I know; it sounds utterly odd to want to become a bird expert while standing in the middle of fish ponds. But we were not there to catch fish. At least, that was not the intention. We were just there to admire the view. Funny because it was the birds that caught our attention as soon as we arrived and before we knew it, we were birdwatching.
Hoping for a better view each time, my friend Ces and I darted on the dikes through the maze of fisheries and then tiptoed as we got nearer the flock, fluttering about. Every move was a balancing act and one wrong step and we’d find ourselves slipping into the muddy pond. But it was a challenge that we welcomed without complaint. The birds were just so worth the slop.
Ten minutes into this activity — which was a first time for me, mind you — I kicked myself in the butt for not reading enough about birds or not paying much attention to my biology classes in high school and college. The birds were there, showcasing their enviable ability to fly, displaying their form and colorful feathers, and maneuvering in the air like jet planes in an exhibition show. But their names were missing. I just thought it would be so much more fun to watch birds if I knew what they were called.
Every time a bird appears, I was like “Hey look! There’s a… there’s a… bird.”
And then my friend Ces would find another and she would yell, “Here, here! There’s another bird! A big bird!”
The air was filled with similar sounding expressions of excitement (for the birds) and disappointment (for our cluelessness) rolled into a sentence. A flock of birds. That blue bird on that tree. The black-and-white bird. That egret-looking bird. Bird, bird, bird!
There was also a bright blue bird that we failed to take a photo of. It was beautiful and chirped so loudly.
Of course, we enjoyed the whole birdwatching stint! It was my first time. But yes, it would have been more enjoyable and more appreciated had we had any idea what their names were. Suddenly, I remembered my Davao trip last year and how Evanjohnn of FocalGlass.com knew every bird we spotted, no matter how far. Damn. He has a gift of identifying birds easily! I’m jealous!
I know this won’t be the last time that I would go birdwatching. I will certainly do it again when I return to Laoang next year. Hopefully, I will have a chance to go birdwatching in other places before that time comes.
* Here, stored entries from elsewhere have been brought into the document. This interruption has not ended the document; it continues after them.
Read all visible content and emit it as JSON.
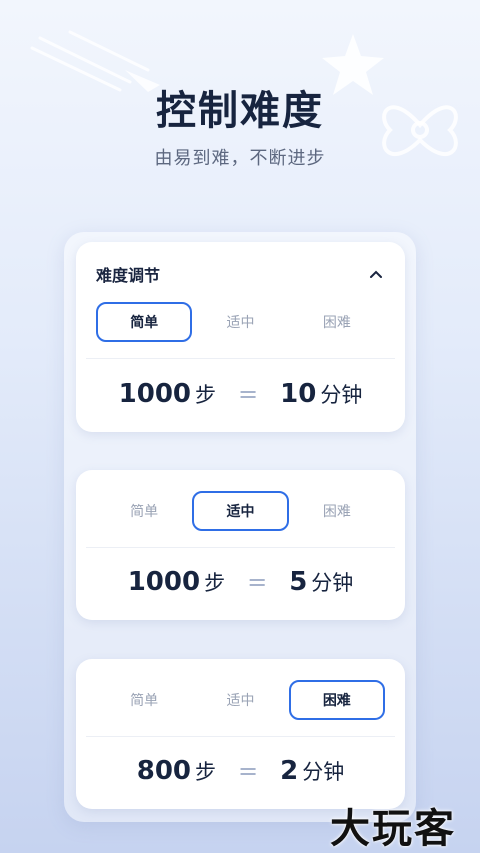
{
  "header": {
    "title": "控制难度",
    "subtitle": "由易到难，不断进步"
  },
  "difficulty_card": {
    "title": "难度调节",
    "tabs": [
      "简单",
      "适中",
      "困难"
    ]
  },
  "levels": [
    {
      "selected": "简单",
      "steps": "1000",
      "steps_unit": "步",
      "equals": "=",
      "minutes": "10",
      "minutes_unit": "分钟"
    },
    {
      "selected": "适中",
      "steps": "1000",
      "steps_unit": "步",
      "equals": "=",
      "minutes": "5",
      "minutes_unit": "分钟"
    },
    {
      "selected": "困难",
      "steps": "800",
      "steps_unit": "步",
      "equals": "=",
      "minutes": "2",
      "minutes_unit": "分钟"
    }
  ],
  "icons": {
    "collapse": "chevron-up-icon"
  },
  "colors": {
    "accent": "#2f6ee6",
    "text": "#17243f",
    "muted": "#9aa3b5"
  },
  "watermark": "大玩客"
}
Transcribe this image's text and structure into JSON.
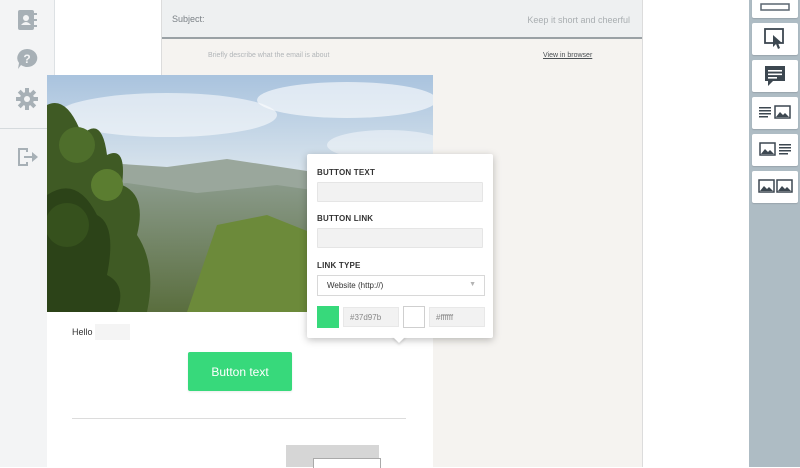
{
  "app": {
    "accent_color": "#37d97b"
  },
  "sidebar": {
    "items": [
      {
        "name": "contacts",
        "icon": "contacts-book-icon"
      },
      {
        "name": "help",
        "icon": "help-icon"
      },
      {
        "name": "settings",
        "icon": "gear-icon"
      },
      {
        "name": "logout",
        "icon": "logout-icon"
      }
    ]
  },
  "subject": {
    "label": "Subject:",
    "placeholder": "Keep it short and cheerful",
    "value": ""
  },
  "preheader": {
    "placeholder": "Briefly describe what the email is about",
    "view_link": "View in browser"
  },
  "email": {
    "hero_image": "landscape-photo",
    "greeting": "Hello",
    "button_label": "Button text"
  },
  "popover": {
    "button_text_label": "BUTTON TEXT",
    "button_text_value": "",
    "button_link_label": "BUTTON LINK",
    "button_link_value": "",
    "link_type_label": "LINK TYPE",
    "link_type_selected": "Website (http://)",
    "background_color": "#37d97b",
    "text_color": "#ffffff"
  },
  "blocks_panel": {
    "tiles": [
      {
        "name": "divider-block",
        "icon": "divider-icon"
      },
      {
        "name": "button-block",
        "icon": "button-click-icon"
      },
      {
        "name": "text-block",
        "icon": "text-comment-icon"
      },
      {
        "name": "text-image-block",
        "icon": "text-image-icon"
      },
      {
        "name": "image-text-block",
        "icon": "image-text-icon"
      },
      {
        "name": "two-images-block",
        "icon": "two-images-icon"
      }
    ]
  }
}
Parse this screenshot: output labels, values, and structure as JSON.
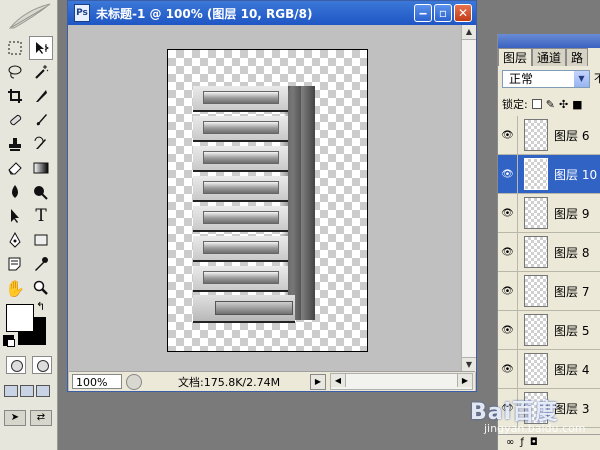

I know there are so many places in Batangas, Pampanga, and even in Manila that are great spots to admire our avian friends. And when that happens, I promise I’ll be equipped with a good zoom lens, a pair of binoculars, and basic knowledge of the major families and species of birds.
How to get there: From Manila, fly to Catarman Airport in Northern Samar. Take a tricycle to the “bus station” and ride a jeepney to Barangay Rawis (P60). Hail a trike to the pier then board a small boat to Laoang Island (P7). From Laoang Pier, ride another trike or habal-habal to UEP.